Leave ‘Em in the Dust
Training that emphasizes speed and power over endurance involves recruiting your muscle fibers to work quickly and explosively for short periods of time. Speed- and power-dominant sports like volleyball, golf, baseball and basketball require you to quickly recoil and launch your legs and arms or twist your core.
Training for speed, then, requires practice in making quick and precise movements. Directing those quick-as-a-flash movements is the work of the nervous system, which tells your muscles what to do. By practicing moving quickly, you create a well-worn neuromuscular groove that instructs your muscle fibers to work double-quick, right now.
Speed training is also a matter of developing the elasticity of your muscle fibers. Elasticity is the muscle fibers’ collective ability to stretch slightly in and then shorten quickly, a process known as the stretch-shortening cycle (picture the dynamic involved in landing a jump and then springing up again). So when you’re in the gym contemplating whether to increase your weight by another 10 pounds, hold off. Instead, make sure you’re doing that clean-and-jerk or lunge-with-shoulder-press as precisely, powerfully, quickly and as safely as you can. The lesson is simple: When training for speed, speed is what is counts.
As Richard Diaz, a California-based personal trainer and the founder of Diaz Human Performance (www.diazhumanperformance.com) points out, speed and power play a major role in many sports. “In most situations, the physical demands for a field sport such as basketball or tennis last less than 14 seconds at a stretch,” he says.

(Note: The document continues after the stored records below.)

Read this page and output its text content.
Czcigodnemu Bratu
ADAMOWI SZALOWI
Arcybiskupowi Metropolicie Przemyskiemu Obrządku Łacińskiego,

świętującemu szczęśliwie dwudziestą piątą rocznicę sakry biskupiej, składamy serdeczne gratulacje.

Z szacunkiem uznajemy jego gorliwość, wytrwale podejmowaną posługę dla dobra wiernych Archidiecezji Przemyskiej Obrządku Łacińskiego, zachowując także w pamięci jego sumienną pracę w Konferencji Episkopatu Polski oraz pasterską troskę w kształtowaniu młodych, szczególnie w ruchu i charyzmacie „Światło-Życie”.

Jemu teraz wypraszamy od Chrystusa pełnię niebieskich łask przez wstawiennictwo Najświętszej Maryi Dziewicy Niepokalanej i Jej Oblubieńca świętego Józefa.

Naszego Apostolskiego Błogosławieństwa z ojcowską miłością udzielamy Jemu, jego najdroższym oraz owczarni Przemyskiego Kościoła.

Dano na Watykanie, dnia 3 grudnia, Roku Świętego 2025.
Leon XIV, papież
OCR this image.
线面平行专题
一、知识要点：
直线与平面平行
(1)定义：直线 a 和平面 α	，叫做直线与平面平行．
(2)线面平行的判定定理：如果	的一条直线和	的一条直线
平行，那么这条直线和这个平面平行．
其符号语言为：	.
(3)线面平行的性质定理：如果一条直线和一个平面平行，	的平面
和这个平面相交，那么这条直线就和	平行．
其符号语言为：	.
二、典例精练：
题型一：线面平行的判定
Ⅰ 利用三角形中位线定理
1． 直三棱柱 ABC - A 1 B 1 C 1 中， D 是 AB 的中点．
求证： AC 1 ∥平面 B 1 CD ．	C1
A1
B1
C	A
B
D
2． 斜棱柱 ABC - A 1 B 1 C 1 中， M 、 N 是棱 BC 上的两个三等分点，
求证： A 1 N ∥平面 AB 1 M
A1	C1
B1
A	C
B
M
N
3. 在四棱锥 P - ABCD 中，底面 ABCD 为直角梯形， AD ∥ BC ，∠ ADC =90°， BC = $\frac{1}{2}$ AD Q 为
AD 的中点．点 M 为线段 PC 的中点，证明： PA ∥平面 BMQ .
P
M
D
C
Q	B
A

For increasing the neuromuscular pathways and elasticity responsible for short-burst speed and power, experts recommend training methods like these:
- Overspeed training, such as running downhill while maintaining good form, or elastic-cord training with a coach or teammate
- Eccentric exercises, meaning the lowering, rather than lifting, of weight
- Plyometric drills, which involve jumping or explosive movements
The Truth is in the Training
Whether you crave speed or endurance, you can tailor your training – and your muscle fibers – to serve that ambition. Spending ample training time well below your anaerobic threshold can help you hang tough with your marathoning neighbor. Speed-training techniques can make you an even match against that fast-break rival in your basketball league. With your FOG smarts and your training know-how, you’re in charge of your muscle-fiber destiny.